ANALISA HUKUM AMBANG BATAS PENCALONAN PRESIDEN (PRESIDENTIAL THRESHOLD) DALAM UNDANG-UNDANG REPUBLIK INDONESIA NOMOR 7 TAHUN 2017 TENTANG PEMILIHAN UMUM
on
ANALISA HUKUM AMBANG BATAS PENCALONAN PRESIDEN (PRESIDENTIAL THRESHOLD) DALAM UNDANG-UNDANG REPUBLIK INDONESIA NOMOR 7
TAHUN 2017 TENTANG PEMILIHAN UMUM*
Oleh :
Dewa Putu Wahyu Jati Pradnyana** I Gede Yusa***
Ni Luh Gede Astariyani****
Program Kekhususan Hukum Tata Negara Fakultas Hukum Universitas Udayana
ABSTRAK
Pengaturan pemilihan umum dalam konstitusi negara Indonesia terdapat pada Pasal 22E UUD NRI 1945 yang pengaturan lanjutannya terdapat pada Undang-Undang Nomor 7 Tahun 2017 tentang Pemilihan Umum. Ketentuan Pasal 222 UU Pemilu mengatur ambang batas pencalonan presiden (presidential threshold) yang mensyaratkan perolehan kursi minimal 20% (dua puluh persen) jumlah kursi DPR atau minimal 25% (dua puluh lima persen) perolehan suara sah nasional dalam pemilu anggota DPR sebelumnya. Dengan diselenggarakanya pemilu serentak serta munculnya partai baru pada pemilu 2019 yang tidak memiliki kursi atau suara pada pemilihan anggota DPR 2014. Kebijakan penggunaan presidential threshold yang mengacu pada hasil perolehan suara pemilu anggota DPR sebelumnya tersebut berpotensi membuat konflik norma karena hak demokrasi partai politik yang dijamin konstitusi pada Pasal 6A ayat (5), Pasal 22E ayat 6 tereliminir.
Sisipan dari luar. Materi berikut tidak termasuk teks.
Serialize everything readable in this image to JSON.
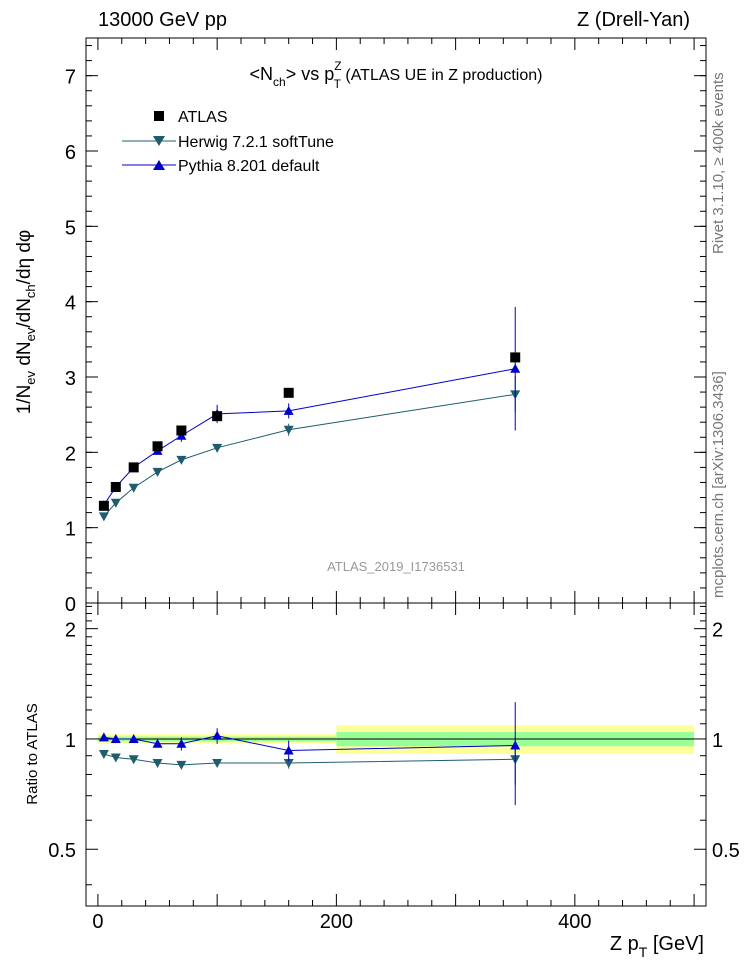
{
  "header": {
    "energy_label": "13000 GeV pp",
    "process_label": "Z (Drell-Yan)"
  },
  "side_labels": {
    "rivet": "Rivet 3.1.10, ≥ 400k events",
    "mcplots": "mcplots.cern.ch [arXiv:1306.3436]"
  },
  "colors": {
    "atlas": "#000000",
    "herwig": "#1f5c6e",
    "pythia": "#0000cc",
    "band_outer": "#ffff80",
    "band_inner": "#80ff80",
    "ratio_band_outer": "#ffff99",
    "ratio_band_inner": "#99ff99"
  },
  "chart_data": [
    {
      "type": "scatter",
      "panel": "main",
      "title_parts": {
        "pre": "<N",
        "sub1": "ch",
        "mid": "> vs p",
        "sup": "Z",
        "sub2": "T",
        "post": " (ATLAS UE in Z production)"
      },
      "ylabel": "1/N_ev dN_ev/dN_ch/dη dφ",
      "ylim": [
        0,
        7.5
      ],
      "y_ticks": [
        0,
        1,
        2,
        3,
        4,
        5,
        6,
        7
      ],
      "xlim": [
        -10,
        510
      ],
      "watermark": "ATLAS_2019_I1736531",
      "legend": {
        "placement": "top-left",
        "entries": [
          "ATLAS",
          "Herwig 7.2.1 softTune",
          "Pythia 8.201 default"
        ]
      },
      "series": [
        {
          "name": "ATLAS",
          "marker": "square",
          "x": [
            5,
            15,
            30,
            50,
            70,
            100,
            160,
            350
          ],
          "y": [
            1.29,
            1.54,
            1.8,
            2.08,
            2.29,
            2.48,
            2.79,
            3.26
          ]
        },
        {
          "name": "Herwig 7.2.1 softTune",
          "marker": "triangle-down",
          "x": [
            5,
            15,
            30,
            50,
            70,
            100,
            160,
            350
          ],
          "y": [
            1.15,
            1.33,
            1.53,
            1.74,
            1.9,
            2.06,
            2.3,
            2.77
          ],
          "yerr": [
            0.01,
            0.02,
            0.02,
            0.03,
            0.04,
            0.04,
            0.08,
            0.24
          ]
        },
        {
          "name": "Pythia 8.201 default",
          "marker": "triangle-up",
          "x": [
            5,
            15,
            30,
            50,
            70,
            100,
            160,
            350
          ],
          "y": [
            1.3,
            1.54,
            1.8,
            2.02,
            2.22,
            2.51,
            2.55,
            3.11
          ],
          "yerr": [
            0.02,
            0.03,
            0.04,
            0.05,
            0.08,
            0.12,
            0.1,
            0.82
          ]
        }
      ]
    },
    {
      "type": "scatter",
      "panel": "ratio",
      "ylabel": "Ratio to ATLAS",
      "ylim": [
        0.35,
        2.35
      ],
      "y_ticks": [
        0.5,
        1,
        2
      ],
      "y_tick_labels": [
        "0.5",
        "1",
        "2"
      ],
      "xlim": [
        -10,
        510
      ],
      "x_ticks": [
        0,
        200,
        400
      ],
      "x_tick_labels": [
        "0",
        "200",
        "400"
      ],
      "xlabel_parts": {
        "pre": "Z p",
        "sub": "T",
        "post": " [GeV]"
      },
      "bands": [
        {
          "x": [
            0,
            200
          ],
          "outer": [
            0.97,
            1.03
          ],
          "inner": [
            0.985,
            1.015
          ]
        },
        {
          "x": [
            200,
            500
          ],
          "outer": [
            0.91,
            1.09
          ],
          "inner": [
            0.955,
            1.045
          ]
        }
      ],
      "series": [
        {
          "name": "Herwig 7.2.1 softTune",
          "marker": "triangle-down",
          "x": [
            5,
            15,
            30,
            50,
            70,
            100,
            160,
            350
          ],
          "y": [
            0.91,
            0.89,
            0.88,
            0.86,
            0.85,
            0.86,
            0.86,
            0.88
          ],
          "yerr": [
            0.01,
            0.01,
            0.01,
            0.01,
            0.01,
            0.02,
            0.03,
            0.13
          ]
        },
        {
          "name": "Pythia 8.201 default",
          "marker": "triangle-up",
          "x": [
            5,
            15,
            30,
            50,
            70,
            100,
            160,
            350
          ],
          "y": [
            1.01,
            1.0,
            1.0,
            0.97,
            0.97,
            1.02,
            0.93,
            0.96
          ],
          "yerr": [
            0.01,
            0.01,
            0.02,
            0.02,
            0.04,
            0.05,
            0.06,
            0.3
          ]
        }
      ]
    }
  ]
}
Metode penelitian dalam jurnal ini adalah penelitian hukum normatif, menggunakan pendekatan undang-undang, analisa konsep hukum serta pendekatan sejarah. Adapun kesimpulannya adalah ambang batas pencalonan presiden dalam Pasal 222 UU Pemilu adalah kebijakan hukum yang terbuka dan telah dinyatakan konstitusional menurut Putusan Mahkamah Konstitusi (MK) Nomor 70/PUU-XV/2017.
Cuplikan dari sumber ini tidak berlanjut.